Ihre Renditen bewegten sich im Verlauf und nach der Rede der designierten US-Finanzministerin Janet Yellen gen Süden, obwohl sie für ein umfassendes nächstes Konjunkturpaket warb. Letztlich schlossen die Treasuries gerade am langen Ende der Zinskurve kaum entfernt von ihrem Schlussstand am vergangenen Freitag. Der Anstieg der 10-jährigen Breakeven Rate auf den höchsten Stand seit Oktober 2018 blieb letztlich ohne Folgen.

Angeführt von italienischen Staatsanleihen beendete die Peripherie den Dienstagshandel mit Kursgewinnen. Die Renditen der BTPs gaben über weite Teile der Zinskurve um mehr als vier Basispunkte nach. Die Investoren setzten darauf, dass Italiens Ministerpräsident auch die zweite Vertrauensabstimmung im Senat für sich entscheiden werde und behielten recht.

Allerdings reichte es für Giuseppe Conte nicht für eine absolute, sondern nur für eine relative Mehrheit im Senat. Damit dürfte das von den Kapitalmärkten am meisten gefürchtete Szenario vorgezogener Neuwahl erst einmal vom Tisch sein. Der Regierungschef gewinnt etwas Zeit, um sich doch noch eine stabile Mehrheit zu organisieren. Die nächsten Hürden warten jedoch. So muss beispielsweise der nächste Nachtragshaushalt zur Abmilderung der Auswirkungen der Pandemie die Zustimmung vom Parlament erhalten.

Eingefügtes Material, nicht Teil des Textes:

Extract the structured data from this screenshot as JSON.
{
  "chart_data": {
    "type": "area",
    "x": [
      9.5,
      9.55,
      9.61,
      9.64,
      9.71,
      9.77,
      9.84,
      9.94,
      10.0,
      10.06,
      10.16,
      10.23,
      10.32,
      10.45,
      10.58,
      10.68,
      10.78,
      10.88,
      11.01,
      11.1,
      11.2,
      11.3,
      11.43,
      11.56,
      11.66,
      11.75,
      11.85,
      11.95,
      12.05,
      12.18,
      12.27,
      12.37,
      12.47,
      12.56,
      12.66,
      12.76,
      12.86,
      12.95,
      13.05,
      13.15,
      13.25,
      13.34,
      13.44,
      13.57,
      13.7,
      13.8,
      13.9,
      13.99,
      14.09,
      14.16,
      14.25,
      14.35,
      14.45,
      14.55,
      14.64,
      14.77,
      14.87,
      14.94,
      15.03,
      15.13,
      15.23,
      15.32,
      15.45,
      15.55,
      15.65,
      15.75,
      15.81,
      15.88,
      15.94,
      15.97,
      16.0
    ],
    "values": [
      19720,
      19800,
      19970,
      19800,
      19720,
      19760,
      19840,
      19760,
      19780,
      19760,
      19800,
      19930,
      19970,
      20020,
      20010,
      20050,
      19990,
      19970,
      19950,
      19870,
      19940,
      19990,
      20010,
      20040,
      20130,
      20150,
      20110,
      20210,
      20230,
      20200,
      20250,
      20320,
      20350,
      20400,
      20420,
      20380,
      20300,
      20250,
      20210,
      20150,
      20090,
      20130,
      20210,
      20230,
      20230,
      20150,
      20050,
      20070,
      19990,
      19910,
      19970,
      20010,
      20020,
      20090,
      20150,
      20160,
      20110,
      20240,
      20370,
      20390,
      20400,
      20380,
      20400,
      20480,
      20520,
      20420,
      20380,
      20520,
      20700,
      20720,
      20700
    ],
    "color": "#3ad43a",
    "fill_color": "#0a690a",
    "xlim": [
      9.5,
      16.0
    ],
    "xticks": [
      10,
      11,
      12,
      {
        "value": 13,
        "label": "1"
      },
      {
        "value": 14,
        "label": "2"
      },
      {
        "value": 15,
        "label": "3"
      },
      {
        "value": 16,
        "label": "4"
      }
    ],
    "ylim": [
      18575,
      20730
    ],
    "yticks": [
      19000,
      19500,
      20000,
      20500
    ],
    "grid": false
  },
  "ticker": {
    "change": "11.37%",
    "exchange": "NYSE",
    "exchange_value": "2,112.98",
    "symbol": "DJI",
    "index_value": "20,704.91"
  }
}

Die politischen Risiken in Rom schwelen weiter. Die Investoren dürfte das zumindest heute kaum beeindrucken. Die Outperformance der BTPs gegenüber ihren Peers dürfte sich heute fortsetzen. In der Nähe der Rendite-Allzeittiefs dürfte die Luft für weitere Renditerückgänge allerdings allmählich dünner werden.

Der Tag mit Bloomberg: Yellen bewegt die Märkte; Corona-Zahlen

Die Staatspapiere aus den Kernländern sollten am Mittwochmorgen ohne größere Kursänderungen starten. Die Peripherie dürfte ihre Outperformance fortsetzen, nicht zuletzt, da die Europäische Zentralbank wohl eine Strategie zur Kontrolle der Renditespreads verfolgt.

Konjunkturdaten

Orientierung werden die Wirtschaftsdaten aus dem Euroraum den Bondmärkten auch am Mittwoch nicht geben. Die endgültigen Konsumentenpreisdaten aus dem Euroraum für den Dezember werden keine Überraschung parat haben. In den USA herrscht abgesehen von eine Indikatoren zum Immobilienmarkt - NAHB Index, Änderung der Zahl wöchentliche Hypothekenanträge - ebenfalls Datenflaute.

Primärmarkt

Die neue 50-jährige Jahre französische Staatsanleihe erfreute sich mit einem Orderbuch von rund 75 Milliarden Euro ausgezeichneter Frage. Dennoch wurde der Emissionsspread der letztlich 7 Milliarden Euro schweren Transaktion lediglich von OAT+9 auf +7 Basispunkte eingeengt. Die Reaktion der Anleger auf die letzte, via Syndikat emittierte spanische Anleihe scheint bei der Preisfindung Berücksichtigung gefunden zu haben.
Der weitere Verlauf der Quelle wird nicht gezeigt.